C’est même une copie un peu assumée puisque Glukhovsky évoque dans son roman, lui aussi, des Stalkers qui remontent à la surface chercher des objets nécessaires à la survie des colonies souterraines (techniquement complètement impossibles même avec apport de matériel venu d’en-haut).
Tout le reste est d’un classicisme adolescent2 : un jeune homme orphelin et sauvé par un père adoptif mystérieux et aventurier, se voit contraint au bout d’une conversation de dix minutes avec un étranger encore plus mystérieux, de parcourir le métro moscovite de stations en stations, comme dans un jeu vidéo3, jusqu’au cœur de cet ersatz de civilisation survivant. Le vingtenaire a pu donc peupler son réseau souterrain de tribus politiques empruntées au XXe siècle (des Communistes et des Nazis, comme c’est bateau) ou de monstres diverses et variés mais sans originalité pour créer un univers foisonnant et mouvant. Or, là où dans Stalker il y avait un sens philosophique et théologique (le délitement des lois de la nature obligeant les guides a avoir la foi pour croire au miracle de la chambre des souhaits), voire puissamment chrétien4, Metro 2033 relève simplement du fourrage de tube obscure à la grosse saucisse et au fromage bien gras, pour produire du sandwich culturel passe-temps.

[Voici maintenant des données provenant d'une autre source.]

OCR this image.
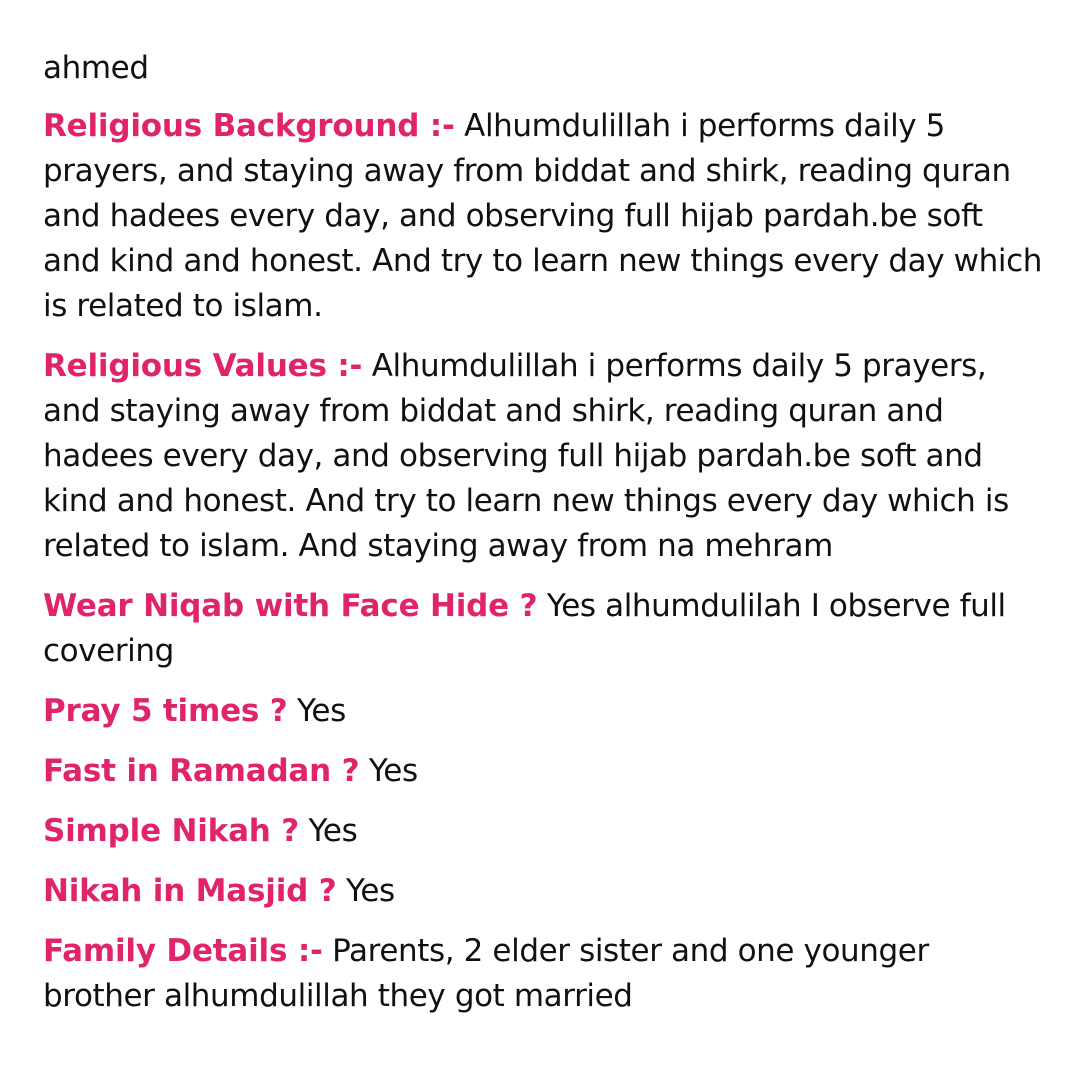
ahmed
Religious Background :- Alhumdulillah i performs daily 5 prayers, and staying away from biddat and shirk, reading quran and hadees every day, and observing full hijab pardah.be soft and kind and honest. And try to learn new things every day which is related to islam.
Religious Values :- Alhumdulillah i performs daily 5 prayers, and staying away from biddat and shirk, reading quran and hadees every day, and observing full hijab pardah.be soft and kind and honest. And try to learn new things every day which is related to islam. And staying away from na mehram
Wear Niqab with Face Hide ? Yes alhumdulilah I observe full covering
Pray 5 times ? Yes
Fast in Ramadan ? Yes
Simple Nikah ? Yes
Nikah in Masjid ? Yes
Family Details :- Parents, 2 elder sister and one younger brother alhumdulillah they got married
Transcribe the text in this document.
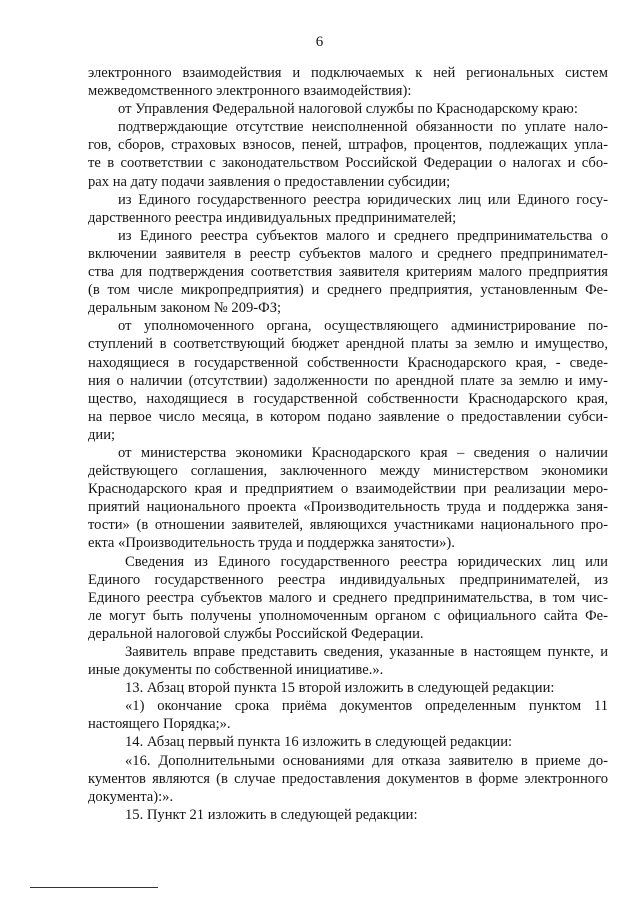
6
электронного взаимодействия и подключаемых к ней региональных систем
межведомственного электронного взаимодействия):
от Управления Федеральной налоговой службы по Краснодарскому краю:
подтверждающие отсутствие неисполненной обязанности по уплате нало-
гов, сборов, страховых взносов, пеней, штрафов, процентов, подлежащих упла-
те в соответствии с законодательством Российской Федерации о налогах и сбо-
рах на дату подачи заявления о предоставлении субсидии;
из Единого государственного реестра юридических лиц или Единого госу-
дарственного реестра индивидуальных предпринимателей;
из Единого реестра субъектов малого и среднего предпринимательства о
включении заявителя в реестр субъектов малого и среднего предпринимател-
ства для подтверждения соответствия заявителя критериям малого предприятия
(в том числе микропредприятия) и среднего предприятия, установленным Фе-
деральным законом № 209-ФЗ;
от уполномоченного органа, осуществляющего администрирование по-
ступлений в соответствующий бюджет арендной платы за землю и имущество,
находящиеся в государственной собственности Краснодарского края, - сведе-
ния о наличии (отсутствии) задолженности по арендной плате за землю и иму-
щество, находящиеся в государственной собственности Краснодарского края,
на первое число месяца, в котором подано заявление о предоставлении субси-
дии;
от министерства экономики Краснодарского края – сведения о наличии
действующего соглашения, заключенного между министерством экономики
Краснодарского края и предприятием о взаимодействии при реализации меро-
приятий национального проекта «Производительность труда и поддержка заня-
тости» (в отношении заявителей, являющихся участниками национального про-
екта «Производительность труда и поддержка занятости»).
Сведения из Единого государственного реестра юридических лиц или
Единого государственного реестра индивидуальных предпринимателей, из
Единого реестра субъектов малого и среднего предпринимательства, в том чис-
ле могут быть получены уполномоченным органом с официального сайта Фе-
деральной налоговой службы Российской Федерации.
Заявитель вправе представить сведения, указанные в настоящем пункте, и
иные документы по собственной инициативе.».
13. Абзац второй пункта 15 второй изложить в следующей редакции:
«1) окончание срока приёма документов определенным пунктом 11
настоящего Порядка;».
14. Абзац первый пункта 16 изложить в следующей редакции:
«16. Дополнительными основаниями для отказа заявителю в приеме до-
кументов являются (в случае предоставления документов в форме электронного
документа):».
15. Пункт 21 изложить в следующей редакции:
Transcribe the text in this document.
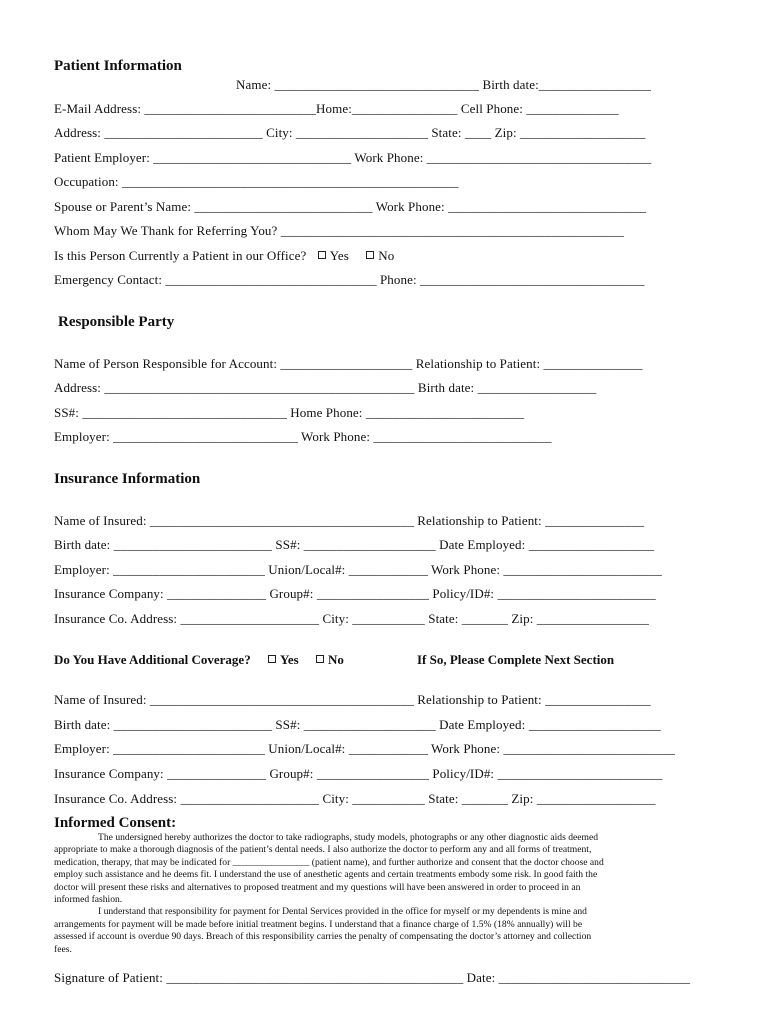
Patient Information
Name: _______________________________ Birth date:_________________
E-Mail Address: __________________________Home:________________ Cell Phone: ______________
Address: ________________________ City: ____________________ State: ____ Zip: ___________________
Patient Employer: ______________________________ Work Phone: __________________________________
Occupation: ___________________________________________________
Spouse or Parent’s Name: ___________________________ Work Phone: ______________________________
Whom May We Thank for Referring You? ____________________________________________________
Is this Person Currently a Patient in our Office? Yes No
Emergency Contact: ________________________________ Phone: __________________________________
Responsible Party
Name of Person Responsible for Account: ____________________ Relationship to Patient: _______________
Address: _______________________________________________ Birth date: __________________
SS#: _______________________________ Home Phone: ________________________
Employer: ____________________________ Work Phone: ___________________________
Insurance Information
Name of Insured: ________________________________________ Relationship to Patient: _______________
Birth date: ________________________ SS#: ____________________ Date Employed: ___________________
Employer: _______________________ Union/Local#: ____________ Work Phone: ________________________
Insurance Company: _______________ Group#: _________________ Policy/ID#: ________________________
Insurance Co. Address: _____________________ City: ___________ State: _______ Zip: _________________
Do You Have Additional Coverage? Yes No	If So, Please Complete Next Section
Name of Insured: ________________________________________ Relationship to Patient: ________________
Birth date: ________________________ SS#: ____________________ Date Employed: ____________________
Employer: _______________________ Union/Local#: ____________ Work Phone: __________________________
Insurance Company: _______________ Group#: _________________ Policy/ID#: _________________________
Insurance Co. Address: _____________________ City: ___________ State: _______ Zip: __________________
Informed Consent:

The undersigned hereby authorizes the doctor to take radiographs, study models, photographs or any other diagnostic aids deemed

appropriate to make a thorough diagnosis of the patient’s dental needs. I also authorize the doctor to perform any and all forms of treatment,

medication, therapy, that may be indicated for ________________ (patient name), and further authorize and consent that the doctor choose and

employ such assistance and he deems fit. I understand the use of anesthetic agents and certain treatments embody some risk. In good faith the

doctor will present these risks and alternatives to proposed treatment and my questions will have been answered in order to proceed in an

informed fashion.

I understand that responsibility for payment for Dental Services provided in the office for myself or my dependents is mine and

arrangements for payment will be made before initial treatment begins. I understand that a finance charge of 1.5% (18% annually) will be

assessed if account is overdue 90 days. Breach of this responsibility carries the penalty of compensating the doctor’s attorney and collection

fees.

Signature of Patient: _____________________________________________ Date: _____________________________
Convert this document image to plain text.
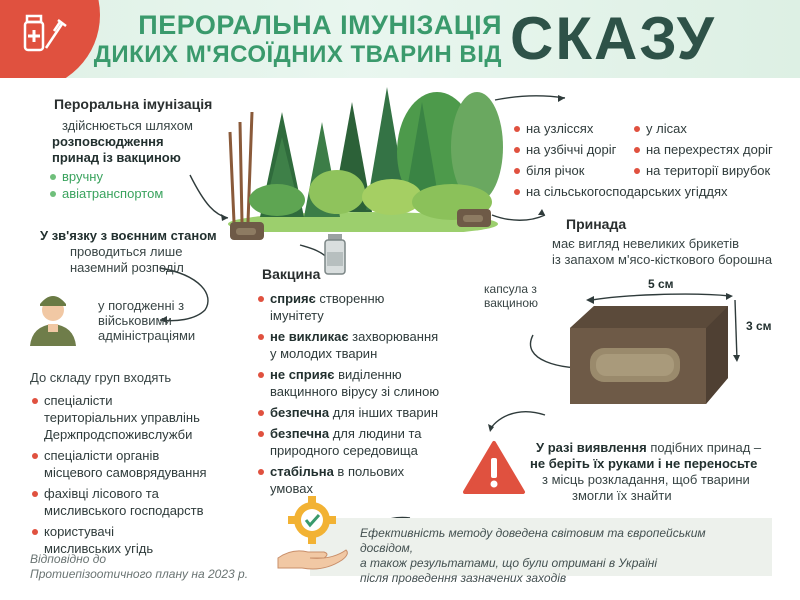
ПЕРОРАЛЬНА ІМУНІЗАЦІЯ
ДИКИХ М'ЯСОЇДНИХ ТВАРИН ВІД СКАЗУ
Пероральна імунізація
здійснюється шляхом
розповсюдження
принад із вакциною
вручну
авіатранспортом
У зв'язку з воєнним станом
проводиться лише
наземний розподіл
у погодженні з
військовими
адміністраціями
До складу груп входять
спеціалісти
територіальних управлінь
Держпродспоживслужби
спеціалісти органів
місцевого самоврядування
фахівці лісового та
мисливського господарств
користувачі
мисливських угідь
Відповідно до
Протиепізоотичного плану на 2023 р.
на узліссях
на узбіччі доріг
біля річок
на сільськогосподарських угіддях
у лісах
на перехрестях доріг
на території вирубок
Принада
має вигляд невеликих брикетів
із запахом м'ясо-кісткового борошна
капсула з
вакциною
5 см
3 см
Вакцина
сприяє створенню
імунітету
не викликає захворювання
у молодих тварин
не сприяє виділенню
вакцинного вірусу зі слиною
безпечна для інших тварин
безпечна для людини та
природного середовища
стабільна в польових
умовах
У разі виявлення подібних принад –
не беріть їх руками і не переносьте
з місць розкладання, щоб тварини
змогли їх знайти
Ефективність методу доведена світовим та європейським досвідом,
а також результатами, що були отримані в Україні
після проведення зазначених заходів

Ça peut marcher : on s’est tous retrouvés à regarder jusqu’au bout un téléfilm de Noël dont on sait déjà la fin au bout de trente secondes ou un fifilm d’action, le cerveau stimulé par le nouvel élément qui arrive toutes les minutes et neuf secondes, mais ça n’a aucun intérêt. Je me suis déjà farçi un roman et demi du gros gosse Damasio se croyant inventeur de quoi que ce soit avec ses univers foutraques faits de collages grossiers et incapable d’en faire des synthèses novatrices5, ou encore les longueurs inutiles de Murakami, je n’allais pas continuer à lire cette copie de la copie de la copie sortie du cerveau paresseux d’une génération totalement en panne d’idées flattant un public tout aussi peu cultivé que lui.
J’avoue que j’avais acheté ce livre d’occasion parce qu’il a été écrit par un Russe, en 2024, à une époque où lire de la littérature russe pouvait commencer à constituer un acte de résistance ou de rébellion (mais pas encore un acte exotique exhumant le passé d’un temps où la Russie faisait encore partie des pays dont on pouvait lire les productions). Mais cela ne fait pas tout et si le génie n’a pas de nationalité, la nullité non plus.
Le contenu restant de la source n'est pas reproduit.